How to know if a non-homogeneous quadratic function with two variables can be factorized and how to factorize it?

Question

I'm talking about functions like: $$p^2-3pq+2q^2-p+3q-2$$ It is fairly easy to factorize homogeneous ones but I don't understand how to deal with non-homogeneous ones.

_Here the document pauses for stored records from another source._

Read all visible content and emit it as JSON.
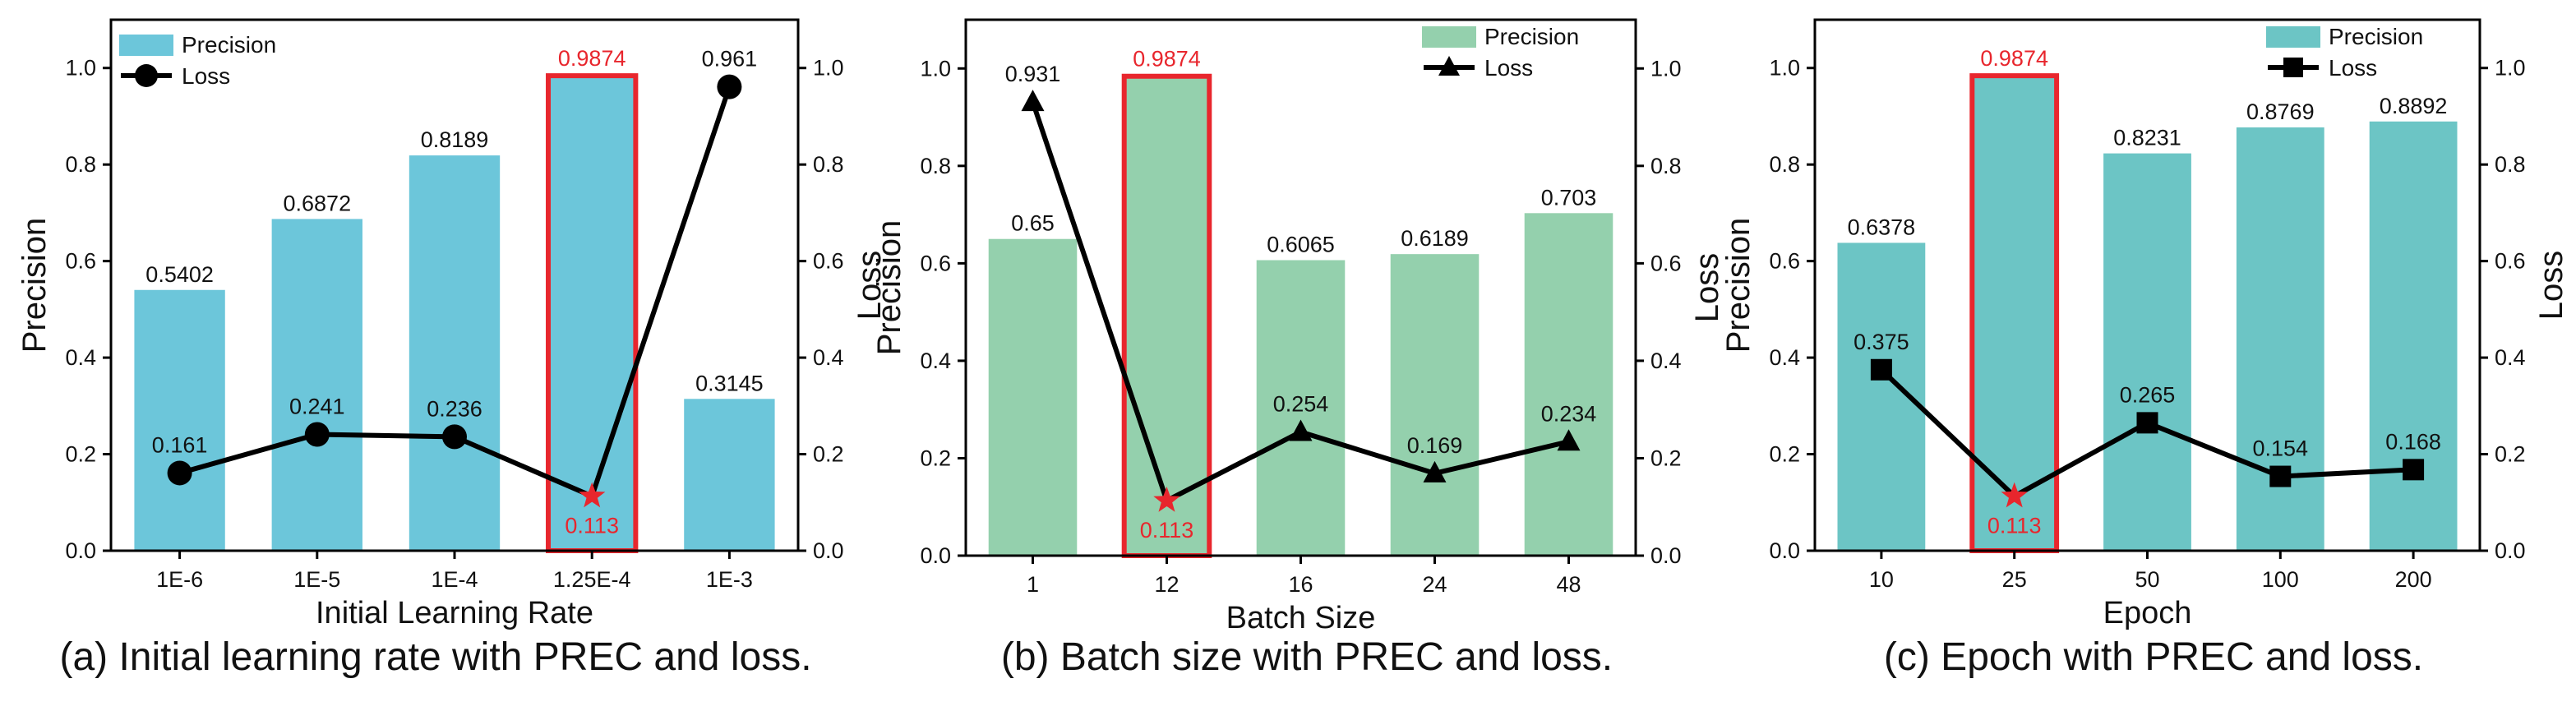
{
  "chart_data": [
    {
      "type": "bar",
      "panel": "a",
      "caption": "(a) Initial learning rate with PREC and loss.",
      "xlabel": "Initial Learning Rate",
      "ylabel": "Precision",
      "y2label": "Loss",
      "categories": [
        "1E-6",
        "1E-5",
        "1E-4",
        "1.25E-4",
        "1E-3"
      ],
      "ylim": [
        0,
        1.1
      ],
      "y2lim": [
        0,
        1.1
      ],
      "yticks": [
        "0.0",
        "0.2",
        "0.4",
        "0.6",
        "0.8",
        "1.0"
      ],
      "y2ticks": [
        "0.0",
        "0.2",
        "0.4",
        "0.6",
        "0.8",
        "1.0"
      ],
      "highlight_index": 3,
      "legend": [
        "Precision",
        "Loss"
      ],
      "legend_position": "top-left",
      "series": [
        {
          "name": "Precision",
          "kind": "bar",
          "color": "#6cc6da",
          "values": [
            0.5402,
            0.6872,
            0.8189,
            0.9874,
            0.3145
          ],
          "labels": [
            "0.5402",
            "0.6872",
            "0.8189",
            "0.9874",
            "0.3145"
          ]
        },
        {
          "name": "Loss",
          "kind": "line",
          "marker": "circle",
          "color": "#000000",
          "values": [
            0.161,
            0.241,
            0.236,
            0.113,
            0.961
          ],
          "labels": [
            "0.161",
            "0.241",
            "0.236",
            "0.113",
            "0.961"
          ]
        }
      ],
      "highlight_color": "#e8262d"
    },
    {
      "type": "bar",
      "panel": "b",
      "caption": "(b) Batch size with PREC and loss.",
      "xlabel": "Batch Size",
      "ylabel": "Precision",
      "y2label": "Loss",
      "categories": [
        "1",
        "12",
        "16",
        "24",
        "48"
      ],
      "ylim": [
        0,
        1.1
      ],
      "y2lim": [
        0,
        1.1
      ],
      "yticks": [
        "0.0",
        "0.2",
        "0.4",
        "0.6",
        "0.8",
        "1.0"
      ],
      "y2ticks": [
        "0.0",
        "0.2",
        "0.4",
        "0.6",
        "0.8",
        "1.0"
      ],
      "highlight_index": 1,
      "legend": [
        "Precision",
        "Loss"
      ],
      "legend_position": "top-right",
      "series": [
        {
          "name": "Precision",
          "kind": "bar",
          "color": "#94d0ad",
          "values": [
            0.65,
            0.9874,
            0.6065,
            0.6189,
            0.703
          ],
          "labels": [
            "0.65",
            "0.9874",
            "0.6065",
            "0.6189",
            "0.703"
          ]
        },
        {
          "name": "Loss",
          "kind": "line",
          "marker": "triangle",
          "color": "#000000",
          "values": [
            0.931,
            0.113,
            0.254,
            0.169,
            0.234
          ],
          "labels": [
            "0.931",
            "0.113",
            "0.254",
            "0.169",
            "0.234"
          ]
        }
      ],
      "highlight_color": "#e8262d"
    },
    {
      "type": "bar",
      "panel": "c",
      "caption": "(c) Epoch with PREC and loss.",
      "xlabel": "Epoch",
      "ylabel": "Precision",
      "y2label": "Loss",
      "categories": [
        "10",
        "25",
        "50",
        "100",
        "200"
      ],
      "ylim": [
        0,
        1.1
      ],
      "y2lim": [
        0,
        1.1
      ],
      "yticks": [
        "0.0",
        "0.2",
        "0.4",
        "0.6",
        "0.8",
        "1.0"
      ],
      "y2ticks": [
        "0.0",
        "0.2",
        "0.4",
        "0.6",
        "0.8",
        "1.0"
      ],
      "highlight_index": 1,
      "legend": [
        "Precision",
        "Loss"
      ],
      "legend_position": "top-right",
      "series": [
        {
          "name": "Precision",
          "kind": "bar",
          "color": "#6cc5c5",
          "values": [
            0.6378,
            0.9874,
            0.8231,
            0.8769,
            0.8892
          ],
          "labels": [
            "0.6378",
            "0.9874",
            "0.8231",
            "0.8769",
            "0.8892"
          ]
        },
        {
          "name": "Loss",
          "kind": "line",
          "marker": "square",
          "color": "#000000",
          "values": [
            0.375,
            0.113,
            0.265,
            0.154,
            0.168
          ],
          "labels": [
            "0.375",
            "0.113",
            "0.265",
            "0.154",
            "0.168"
          ]
        }
      ],
      "highlight_color": "#e8262d"
    }
  ]
}
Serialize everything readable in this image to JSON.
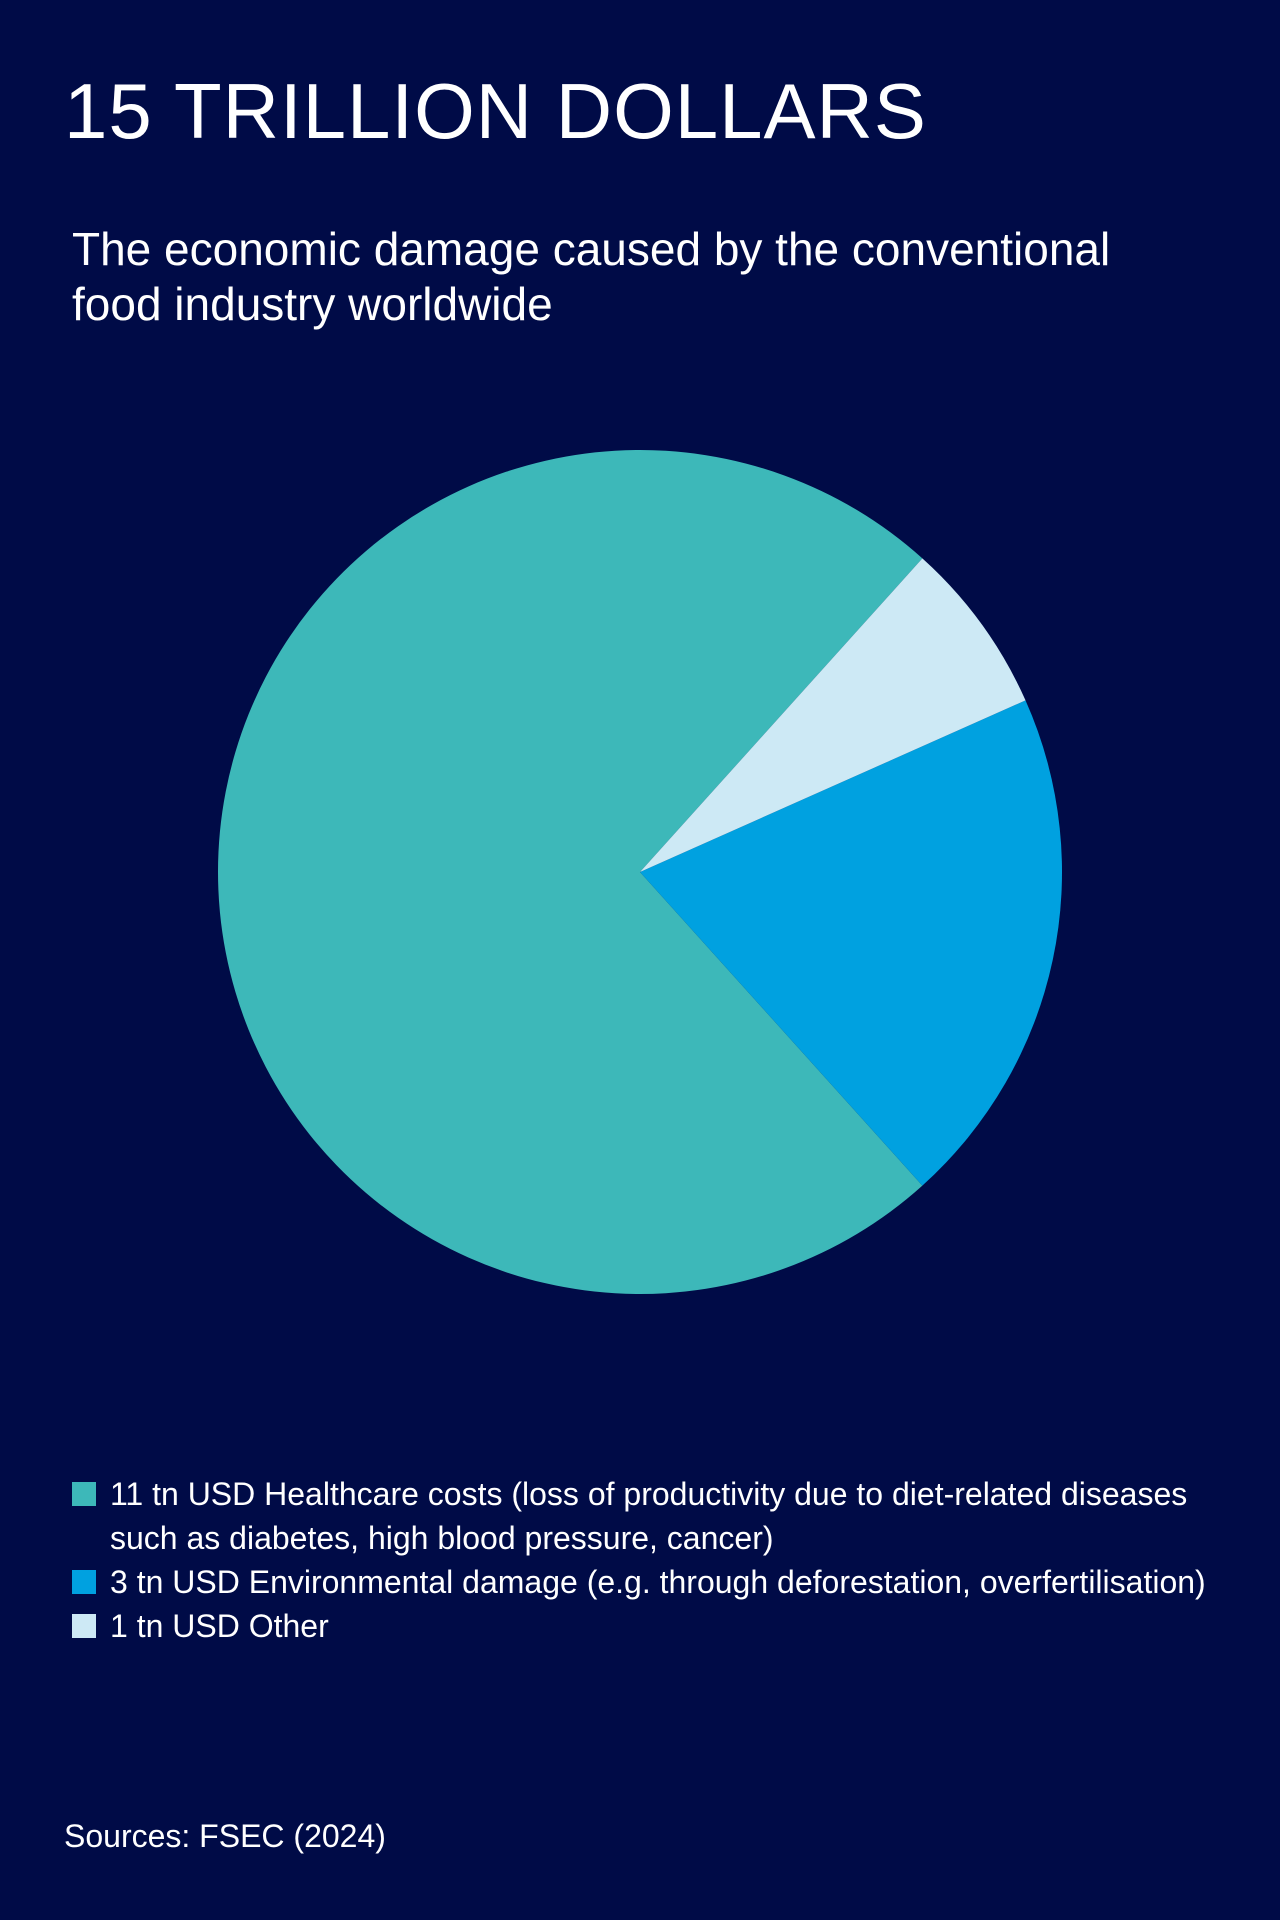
{
  "header": {
    "title": "15 TRILLION DOLLARS",
    "subtitle": "The economic damage caused by the conventional food industry worldwide"
  },
  "chart_data": {
    "type": "pie",
    "title": "15 TRILLION DOLLARS",
    "subtitle": "The economic damage caused by the conventional food industry worldwide",
    "unit": "tn USD",
    "slices": [
      {
        "label": "11 tn USD Healthcare costs (loss of productivity due to diet-related diseases such as diabetes, high blood pressure, cancer)",
        "value": 11,
        "color": "#3db8b9"
      },
      {
        "label": "3 tn USD Environmental damage (e.g. through deforestation, overfertilisation)",
        "value": 3,
        "color": "#00a1e0"
      },
      {
        "label": "1 tn USD Other",
        "value": 1,
        "color": "#cde9f5"
      }
    ],
    "legend_position": "bottom-left"
  },
  "footer": {
    "source": "Sources: FSEC (2024)"
  }
}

Help?

Answer 1

You can set up the factorization as $$(p+Aq+B)(p+Cq+D)$$ and arrive fairly easily, by comparing coefficients, with equations like $$AC=2$$$$A+C=-3$$ so symmetrically $A=-1,C=-2$ and similarly obtain the values of $B$ and $D$

Answer 2

$$p^2-3pq+2q^2-p+3q-2=p^2-(3q+1)p+2q^2+3q-2=$$ $$=p^2-(3q+1)p+(2q-1)(q+2)=p^2-(2q-1+q+2)p+(2q-1)(q+2)=$$ $$=(p-(2q-1))(p-(q+2))=(p-2q+1)(p-q-2).$$

Answer 3

Start as David Quinn suggested: $$p^2-3pq+2q^2-p+3q-2=(p+Aq+B)(p+Cq+D).$$ Then plug $q=0$ and $p=0$: $$p^2-p-2=(p+B)(p+D) \Rightarrow B=2; \ D=-1;$$ $$2q^2+3q-2=(Aq+2)(Cq-1) \Rightarrow A=1; C=2.$$

Answer 4

$p^2-(3q+1)p+2q^2+3q-2$ is a quadratic in $\,p\,$ with discriminant:

$$ \Delta = (3q+1)^2-4(2q^2+3q-2)=q^2 - 6 q + 9=(q-3)^2 $$

Therefore the roots in $\displaystyle\,p\,$ are $\,p_{1,2}=\dfrac{3q+1\pm \sqrt{\Delta}}{2}=\dfrac{3q+1\pm (q-3)}{2}=\begin{cases}2q-1 \\q+2\end{cases}\,$, and the quadratic factors as $\,(p-p_1)(p-p_2)\,$.